China to secure ‘de facto’ control of S. China Sea: US admiral


“If China continues to arm all of the bases they have reclaimed in the South China Sea, they will change the operational landscape in the region,” Harris told Pentagon reporters.

“Short of war with the United States, China will exercise de facto control of the South China Sea.”

Harris, who heads up the US Pacific Command, visited the Pentagon after several hearings in Washington at which he warned lawmakers about the pace of China’s maritime militarization.

“Harris is raising alarm about what could happen if there’s not sufficient push back, that’s what he’s trying to provoke here, a more robust response from the region and outside the region,” said Bonnie Glaser, a senior Asia advisor at the Center for Strategic and International Studies. “The US cannot do this alone.”

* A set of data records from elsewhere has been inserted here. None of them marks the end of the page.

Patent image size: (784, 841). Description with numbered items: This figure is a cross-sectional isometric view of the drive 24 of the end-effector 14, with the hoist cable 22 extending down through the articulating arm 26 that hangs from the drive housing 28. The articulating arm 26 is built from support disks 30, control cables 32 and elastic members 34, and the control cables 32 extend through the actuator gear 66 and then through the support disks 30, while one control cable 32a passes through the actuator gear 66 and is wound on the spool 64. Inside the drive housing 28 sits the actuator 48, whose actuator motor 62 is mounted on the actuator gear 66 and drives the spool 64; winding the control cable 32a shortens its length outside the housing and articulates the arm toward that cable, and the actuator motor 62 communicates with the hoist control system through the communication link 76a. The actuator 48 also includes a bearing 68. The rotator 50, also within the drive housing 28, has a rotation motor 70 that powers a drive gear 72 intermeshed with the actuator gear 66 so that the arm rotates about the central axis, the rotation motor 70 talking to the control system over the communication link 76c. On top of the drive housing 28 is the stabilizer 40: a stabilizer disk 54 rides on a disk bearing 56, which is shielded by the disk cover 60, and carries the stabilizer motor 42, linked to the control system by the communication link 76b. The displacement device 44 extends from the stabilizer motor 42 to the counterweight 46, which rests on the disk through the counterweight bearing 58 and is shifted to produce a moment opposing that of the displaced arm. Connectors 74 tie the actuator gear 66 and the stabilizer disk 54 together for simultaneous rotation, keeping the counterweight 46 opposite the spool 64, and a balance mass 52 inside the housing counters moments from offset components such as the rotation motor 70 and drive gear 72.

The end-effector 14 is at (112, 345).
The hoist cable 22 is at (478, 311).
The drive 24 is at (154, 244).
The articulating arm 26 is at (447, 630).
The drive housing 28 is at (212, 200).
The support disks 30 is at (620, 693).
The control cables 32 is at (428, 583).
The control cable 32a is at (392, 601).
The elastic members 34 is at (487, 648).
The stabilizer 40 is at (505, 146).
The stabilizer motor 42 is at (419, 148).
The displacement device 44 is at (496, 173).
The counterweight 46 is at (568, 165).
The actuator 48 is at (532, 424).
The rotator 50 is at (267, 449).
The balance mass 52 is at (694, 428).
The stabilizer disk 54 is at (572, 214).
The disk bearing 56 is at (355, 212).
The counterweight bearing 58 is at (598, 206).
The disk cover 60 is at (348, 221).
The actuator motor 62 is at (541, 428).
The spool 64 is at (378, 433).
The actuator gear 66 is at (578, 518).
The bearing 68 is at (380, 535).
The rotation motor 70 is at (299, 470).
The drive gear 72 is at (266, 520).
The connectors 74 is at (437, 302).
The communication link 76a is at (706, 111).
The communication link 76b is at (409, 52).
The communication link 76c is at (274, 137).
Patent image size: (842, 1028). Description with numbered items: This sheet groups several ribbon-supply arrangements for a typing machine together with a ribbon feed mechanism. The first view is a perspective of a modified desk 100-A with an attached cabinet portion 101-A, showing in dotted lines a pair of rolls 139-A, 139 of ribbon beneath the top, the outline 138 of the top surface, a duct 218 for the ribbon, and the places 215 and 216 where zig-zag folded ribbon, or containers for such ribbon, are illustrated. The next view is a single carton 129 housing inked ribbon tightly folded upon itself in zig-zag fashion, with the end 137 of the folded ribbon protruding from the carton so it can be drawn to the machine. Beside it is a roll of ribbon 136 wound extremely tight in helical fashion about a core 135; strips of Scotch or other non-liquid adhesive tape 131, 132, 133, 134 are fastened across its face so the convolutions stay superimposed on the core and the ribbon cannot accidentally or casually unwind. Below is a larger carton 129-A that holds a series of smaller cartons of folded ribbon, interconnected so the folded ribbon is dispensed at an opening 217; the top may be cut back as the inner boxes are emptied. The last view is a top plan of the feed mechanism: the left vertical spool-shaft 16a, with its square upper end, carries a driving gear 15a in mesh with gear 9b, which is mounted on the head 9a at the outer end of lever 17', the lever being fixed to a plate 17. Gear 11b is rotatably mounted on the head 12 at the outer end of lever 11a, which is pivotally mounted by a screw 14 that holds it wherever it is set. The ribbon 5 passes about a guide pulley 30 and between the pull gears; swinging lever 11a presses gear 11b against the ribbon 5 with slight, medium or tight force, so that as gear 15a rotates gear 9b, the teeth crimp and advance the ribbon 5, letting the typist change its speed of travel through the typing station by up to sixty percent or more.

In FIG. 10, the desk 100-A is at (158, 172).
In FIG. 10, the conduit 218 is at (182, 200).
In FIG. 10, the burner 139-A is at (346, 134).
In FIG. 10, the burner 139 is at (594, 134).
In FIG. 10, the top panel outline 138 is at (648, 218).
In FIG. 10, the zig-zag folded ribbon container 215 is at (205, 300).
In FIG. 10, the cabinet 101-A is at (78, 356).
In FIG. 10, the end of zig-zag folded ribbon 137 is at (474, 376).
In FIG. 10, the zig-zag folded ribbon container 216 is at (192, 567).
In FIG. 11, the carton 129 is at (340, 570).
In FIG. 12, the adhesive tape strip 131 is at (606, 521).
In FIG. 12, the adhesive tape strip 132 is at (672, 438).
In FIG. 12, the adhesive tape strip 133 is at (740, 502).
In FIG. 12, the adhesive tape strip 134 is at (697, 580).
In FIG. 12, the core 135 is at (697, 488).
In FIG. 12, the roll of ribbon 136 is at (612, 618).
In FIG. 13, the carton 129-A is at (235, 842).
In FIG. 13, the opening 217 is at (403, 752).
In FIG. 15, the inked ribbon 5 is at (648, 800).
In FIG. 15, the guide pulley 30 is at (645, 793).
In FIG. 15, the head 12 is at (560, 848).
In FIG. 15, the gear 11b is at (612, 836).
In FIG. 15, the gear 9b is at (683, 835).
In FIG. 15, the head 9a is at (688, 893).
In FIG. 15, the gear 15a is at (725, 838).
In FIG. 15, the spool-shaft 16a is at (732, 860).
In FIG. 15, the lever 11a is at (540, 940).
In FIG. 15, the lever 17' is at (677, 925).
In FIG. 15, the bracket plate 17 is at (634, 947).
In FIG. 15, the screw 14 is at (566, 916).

China is using dredgers to turn reefs and low-lying features into larger land masses for runways and other military uses to bolster its claims of sovereignty in the region.

Satellite imagery released this week shows Beijing is installing radar gear, and China has also deployed surface-to-air missiles and lengthened a runway to accommodate fighter jets on one islet, Woody Island, in the Paracels.

Beijing appears to be preparing what is known as an Air Defense Identification Zone (ADIZ) over the entire South China Sea, through which it can militarily query any vessel or aircraft.